In the department of intelligence training, students learn life skills, labor habits, along with some basic language and math knowledge, while also receiving rehabilitation training.

For the hearing-impaired students, after completing nine years of compulsory education, they can enter the vocational high school and then take gaokao, the national college entrance exam, that is adapted for hearing-impaired students.

"In the past two years, 57 students from our vocational high school have participated in gaokao, and 34 of them have been admitted to colleges and universities," says Dong Wuyan, principal of Tianshui Special Education School.

For the students in the visual impairment department, after receiving a nine-year compulsory education, they will either go to high school or integrate into society with their acquired vocational skills.

China's regulation on education for the disabled requires access to the nine-year compulsory education for all school-age children and adolescents with disabilities. No school is allowed to decline their appeal for schooling. The requirement was simplified as "full coverage and zero rejection".

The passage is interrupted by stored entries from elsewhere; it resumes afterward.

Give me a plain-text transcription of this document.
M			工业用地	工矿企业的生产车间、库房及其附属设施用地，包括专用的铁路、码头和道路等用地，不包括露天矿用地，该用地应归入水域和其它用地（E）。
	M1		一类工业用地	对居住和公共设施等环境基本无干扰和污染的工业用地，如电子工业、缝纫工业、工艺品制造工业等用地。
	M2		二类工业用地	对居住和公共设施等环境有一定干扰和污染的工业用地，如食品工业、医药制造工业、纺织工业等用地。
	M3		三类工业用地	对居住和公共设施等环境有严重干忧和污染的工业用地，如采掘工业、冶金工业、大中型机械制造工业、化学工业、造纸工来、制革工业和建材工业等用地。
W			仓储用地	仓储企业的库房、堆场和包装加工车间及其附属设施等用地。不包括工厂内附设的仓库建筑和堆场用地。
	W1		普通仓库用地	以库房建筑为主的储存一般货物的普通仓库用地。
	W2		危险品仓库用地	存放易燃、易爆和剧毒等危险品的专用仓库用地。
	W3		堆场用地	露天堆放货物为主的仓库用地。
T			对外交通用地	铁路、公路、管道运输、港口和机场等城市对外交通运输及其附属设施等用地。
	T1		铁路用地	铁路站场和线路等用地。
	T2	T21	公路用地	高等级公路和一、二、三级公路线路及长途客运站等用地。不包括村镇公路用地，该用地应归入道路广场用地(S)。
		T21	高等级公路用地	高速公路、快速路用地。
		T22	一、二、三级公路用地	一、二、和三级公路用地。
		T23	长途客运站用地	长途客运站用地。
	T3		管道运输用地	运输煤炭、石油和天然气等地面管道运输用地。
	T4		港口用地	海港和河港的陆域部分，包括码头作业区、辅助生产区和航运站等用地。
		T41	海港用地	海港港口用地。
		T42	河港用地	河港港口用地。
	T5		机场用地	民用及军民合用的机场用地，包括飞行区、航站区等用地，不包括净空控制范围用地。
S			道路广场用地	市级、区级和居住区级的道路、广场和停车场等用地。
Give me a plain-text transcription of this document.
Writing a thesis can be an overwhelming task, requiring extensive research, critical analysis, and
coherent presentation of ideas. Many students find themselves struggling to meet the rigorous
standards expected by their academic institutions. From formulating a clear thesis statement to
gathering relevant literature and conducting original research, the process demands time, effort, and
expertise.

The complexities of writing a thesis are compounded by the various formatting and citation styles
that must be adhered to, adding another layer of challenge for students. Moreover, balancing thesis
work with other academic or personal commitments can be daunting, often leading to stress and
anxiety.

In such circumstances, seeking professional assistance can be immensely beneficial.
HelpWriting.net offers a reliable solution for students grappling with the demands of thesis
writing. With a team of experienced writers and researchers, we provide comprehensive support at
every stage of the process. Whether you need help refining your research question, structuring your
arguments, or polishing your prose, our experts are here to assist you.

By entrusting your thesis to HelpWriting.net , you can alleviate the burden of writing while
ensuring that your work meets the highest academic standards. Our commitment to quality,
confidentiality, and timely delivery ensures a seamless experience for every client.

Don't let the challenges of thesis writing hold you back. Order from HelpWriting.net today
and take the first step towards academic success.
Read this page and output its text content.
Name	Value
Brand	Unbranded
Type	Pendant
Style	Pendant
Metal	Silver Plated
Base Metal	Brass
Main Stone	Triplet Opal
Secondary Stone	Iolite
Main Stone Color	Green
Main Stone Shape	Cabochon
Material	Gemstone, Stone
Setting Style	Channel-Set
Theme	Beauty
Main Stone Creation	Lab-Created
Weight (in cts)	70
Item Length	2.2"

"From 2016-20, we implemented two special education upgrade plans, setting up special education schools in all counties and districts with a population of more than 300,000," says Shen Jianling, director of the Tianshui municipal education bureau.

By the end of 2020, the enrollment rate to compulsory education for children and adolescents with disabilities in Gansu reached 96.81 percent, and there were 44 special education schools for compulsory education.

In January, China's Ministry of Education, together with relevant authorities, released an action plan to boost the development of special needs education, with the aim of reaching a 97 percent enrollment rate for school-age minors with disabilities in compulsory education by 2025.